Court Opinion

ID: 494536
Source: CourtListenerOpinion
Date Created: 2011-08-23 09:51:43+00
Date Added: 2024-06-11T09:06:49.897381
License: Public Domain

829 F.2d 42
Unpublished dispositionNOTICE: Federal Circuit Local Rule 47.8(b) states that opinions and orders which are designated as not citable as precedent shall not be employed or cited as precedent.  This does not preclude assertion of issues of claim preclusion, issue preclusion, judicial estoppel, law of the case or the like based on a decision of the Court rendered in a nonprecedential opinion or order.Silvino S. ALTURAS, Petitioner,v.OFFICE OF PERSONNEL MANAGEMENT, Respondent.
Appeal No. 87-3195
United States Court of Appeals, Federal Circuit.
Aug. 6, 1987.

Before MARKEY, Chief Judge, BENNETT, Senior Circuit Judge, and NEWMAN, Circuit Judge.
PER CURIAM.

DECISION

1
The decision of the Merit Systems Protection Board (board), Docket No.
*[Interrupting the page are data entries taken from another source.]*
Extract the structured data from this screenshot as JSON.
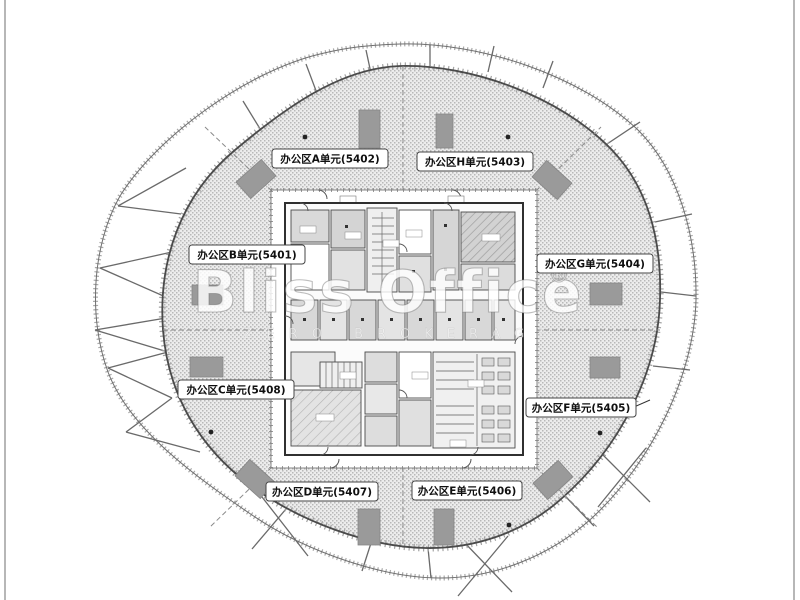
{
  "image": {
    "kind_label": "office-tower-floor-plan",
    "watermark": {
      "title": "Bliss Office",
      "registered_mark": "®",
      "tagline": "ZERO BROKERAGE"
    },
    "units": [
      {
        "id": "A",
        "label": "办公区A单元(5402)"
      },
      {
        "id": "H",
        "label": "办公区H单元(5403)"
      },
      {
        "id": "B",
        "label": "办公区B单元(5401)"
      },
      {
        "id": "G",
        "label": "办公区G单元(5404)"
      },
      {
        "id": "C",
        "label": "办公区C单元(5408)"
      },
      {
        "id": "F",
        "label": "办公区F单元(5405)"
      },
      {
        "id": "D",
        "label": "办公区D单元(5407)"
      },
      {
        "id": "E",
        "label": "办公区E单元(5406)"
      }
    ],
    "colors": {
      "hatch_dot": "#b8b8b8",
      "hatch_bg": "#ececec",
      "wall": "#3d3d3d",
      "shaft_gray": "#9a9a9a",
      "frame_line": "#b7b7b7",
      "brace": "#6a6a6a"
    }
  }
}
SE08318610191, dismissing Silvino S. Alturas' (Alturas') claim for unpaid wages, and sustaining Office of Personnel Management's (OPM's) reconsideration decision denying Alturas' application for a Civil Service Retirement annuity, is affirmed.

OPINION

2
The board correctly determined that it did not have jurisdiction to consider Alturas' claim for unpaid wages for work performed during World War II.  The board has jurisdiction only over those areas specifically granted to it by statute or regulation.  Cowan v. United States, 710 F.2d 803, 805 (Fed.  Cir. 1983); 5 U.S.C. Sec. 7701(a).  The actions over which the board has jurisdiction, listed in 5 C.F.R. Sec. 1201.3(a), do not include unpaid-wage claims such as Alturas'.

3
To the extent that Alturas raises issues relating to the denial of his application for a Civil Service Retirement annuity, we affirm on the basis of the board's opinion because we do not find the decision arbitrary, capricious, an abuse of discretion, or otherwise not in accordance with law, or obtained without procedures required by law, rule, or regulation having been followed, or unsupported by substantial evidence.  Cheeseman v. Office of Personnel Management, 791 F.2d 138, 140 (Fed.  Cir. 1986); 5 U.S.C. Sec. 7703(c) (1982).